Oh and there is the "little" add-on of a finished comic, graphic story, whatever you want to call it. I want to test my skill as a story teller, apply myself to a decent length project of my own and have a finished product at the end of it to boot. From my burning out last year I realise the importance of balance and healthy eating, sleeping, socialising and exercise periods have been built in.

I am hoping this will stand not only as a journal of my journey, my process, my improvement but hopefully also as a source of my learning's in general and as inspiration to people like the 5-year-ago me, with desire in bucket loads but not a clue as to how to go about the next steps.

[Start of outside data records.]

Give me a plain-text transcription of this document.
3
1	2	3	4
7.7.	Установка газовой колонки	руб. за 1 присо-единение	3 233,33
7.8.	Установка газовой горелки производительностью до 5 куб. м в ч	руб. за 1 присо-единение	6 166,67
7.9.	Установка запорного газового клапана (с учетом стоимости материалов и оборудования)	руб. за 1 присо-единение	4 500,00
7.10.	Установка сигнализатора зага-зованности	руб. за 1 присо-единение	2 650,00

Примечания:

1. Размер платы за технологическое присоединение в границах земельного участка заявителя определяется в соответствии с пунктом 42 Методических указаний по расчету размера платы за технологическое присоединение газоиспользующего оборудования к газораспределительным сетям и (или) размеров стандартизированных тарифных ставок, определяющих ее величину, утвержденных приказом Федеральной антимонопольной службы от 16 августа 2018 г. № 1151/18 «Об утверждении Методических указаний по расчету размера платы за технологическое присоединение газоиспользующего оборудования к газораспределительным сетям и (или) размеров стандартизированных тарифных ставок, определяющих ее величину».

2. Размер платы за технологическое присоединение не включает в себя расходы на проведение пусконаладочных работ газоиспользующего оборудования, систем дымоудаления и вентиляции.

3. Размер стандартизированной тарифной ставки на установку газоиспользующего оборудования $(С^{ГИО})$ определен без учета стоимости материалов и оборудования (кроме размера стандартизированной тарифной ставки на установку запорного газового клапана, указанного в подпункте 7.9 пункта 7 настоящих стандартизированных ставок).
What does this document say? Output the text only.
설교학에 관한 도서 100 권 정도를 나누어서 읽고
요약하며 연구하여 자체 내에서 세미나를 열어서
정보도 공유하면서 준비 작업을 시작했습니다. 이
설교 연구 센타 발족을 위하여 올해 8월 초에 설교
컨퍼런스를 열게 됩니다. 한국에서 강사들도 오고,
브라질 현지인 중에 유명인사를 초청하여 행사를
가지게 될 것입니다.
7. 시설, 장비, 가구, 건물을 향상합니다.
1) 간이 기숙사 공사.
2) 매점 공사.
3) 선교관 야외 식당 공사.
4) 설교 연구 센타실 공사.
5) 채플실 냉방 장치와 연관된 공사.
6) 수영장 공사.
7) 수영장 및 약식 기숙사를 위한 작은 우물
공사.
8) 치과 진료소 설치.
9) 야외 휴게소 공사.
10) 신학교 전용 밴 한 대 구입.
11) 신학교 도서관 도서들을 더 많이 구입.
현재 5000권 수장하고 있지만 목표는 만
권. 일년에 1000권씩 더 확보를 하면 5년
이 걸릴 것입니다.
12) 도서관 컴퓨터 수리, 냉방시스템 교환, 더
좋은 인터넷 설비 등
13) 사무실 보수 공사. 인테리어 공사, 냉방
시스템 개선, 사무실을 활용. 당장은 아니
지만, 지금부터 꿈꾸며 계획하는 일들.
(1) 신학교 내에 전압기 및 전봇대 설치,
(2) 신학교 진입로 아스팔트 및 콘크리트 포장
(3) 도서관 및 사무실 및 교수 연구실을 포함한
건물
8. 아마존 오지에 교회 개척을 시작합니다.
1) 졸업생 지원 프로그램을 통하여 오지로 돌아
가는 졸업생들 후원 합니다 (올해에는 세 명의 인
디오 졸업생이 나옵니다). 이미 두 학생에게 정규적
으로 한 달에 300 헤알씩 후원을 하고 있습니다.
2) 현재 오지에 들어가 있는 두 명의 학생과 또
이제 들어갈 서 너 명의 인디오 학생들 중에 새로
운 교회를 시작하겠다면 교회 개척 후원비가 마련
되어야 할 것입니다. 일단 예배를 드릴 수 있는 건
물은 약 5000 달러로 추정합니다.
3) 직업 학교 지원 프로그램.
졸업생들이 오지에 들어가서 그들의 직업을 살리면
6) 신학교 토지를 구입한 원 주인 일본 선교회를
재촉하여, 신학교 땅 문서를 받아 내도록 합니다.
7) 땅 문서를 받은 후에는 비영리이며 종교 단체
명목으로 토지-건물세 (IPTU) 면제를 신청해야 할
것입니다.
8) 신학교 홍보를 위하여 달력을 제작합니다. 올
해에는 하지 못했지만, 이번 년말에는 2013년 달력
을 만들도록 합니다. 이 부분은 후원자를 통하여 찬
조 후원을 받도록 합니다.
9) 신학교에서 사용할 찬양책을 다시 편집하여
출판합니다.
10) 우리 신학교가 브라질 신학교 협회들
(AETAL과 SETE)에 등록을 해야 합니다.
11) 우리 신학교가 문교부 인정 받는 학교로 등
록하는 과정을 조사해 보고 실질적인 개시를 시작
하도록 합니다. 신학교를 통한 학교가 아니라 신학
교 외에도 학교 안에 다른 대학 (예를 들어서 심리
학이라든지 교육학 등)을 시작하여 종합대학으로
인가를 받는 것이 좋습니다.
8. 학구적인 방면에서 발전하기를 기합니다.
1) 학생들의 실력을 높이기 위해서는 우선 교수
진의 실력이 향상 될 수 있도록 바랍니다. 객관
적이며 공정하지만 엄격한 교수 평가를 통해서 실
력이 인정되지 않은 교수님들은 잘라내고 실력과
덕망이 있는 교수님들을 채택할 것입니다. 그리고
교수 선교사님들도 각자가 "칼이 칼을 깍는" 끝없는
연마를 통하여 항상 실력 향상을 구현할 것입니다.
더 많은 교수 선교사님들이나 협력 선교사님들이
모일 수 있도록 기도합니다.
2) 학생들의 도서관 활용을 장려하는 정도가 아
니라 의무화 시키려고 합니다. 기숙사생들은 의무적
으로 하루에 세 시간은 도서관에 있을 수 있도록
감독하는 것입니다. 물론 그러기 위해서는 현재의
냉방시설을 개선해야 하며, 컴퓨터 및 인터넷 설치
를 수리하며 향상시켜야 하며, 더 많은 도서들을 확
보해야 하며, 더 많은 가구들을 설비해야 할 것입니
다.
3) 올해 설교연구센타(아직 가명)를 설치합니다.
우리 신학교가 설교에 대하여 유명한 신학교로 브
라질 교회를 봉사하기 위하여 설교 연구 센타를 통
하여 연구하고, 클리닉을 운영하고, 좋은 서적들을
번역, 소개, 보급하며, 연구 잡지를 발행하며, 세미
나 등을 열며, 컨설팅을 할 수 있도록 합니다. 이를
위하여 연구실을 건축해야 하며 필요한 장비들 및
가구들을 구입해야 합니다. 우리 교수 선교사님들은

So I hope you will come along with me; the path upwards is narrow and unrelenting but the days are yet long and bright and the way is well marked.

Amit

4 comments:

  1. Go for it Amit! I already thought you had it sorted, so you can only become more awesome from here =)

    ReplyDelete
    Replies
    1. Cheers mate! I must concur with you and glad to have you aboard. :)

      Delete
  2. Go for it! I can totaly relate with this post! Keep on the good work going!

    ReplyDelete
    Replies
    1. Thanks Arnaud! I think a lot of people can and I certainly will try my best!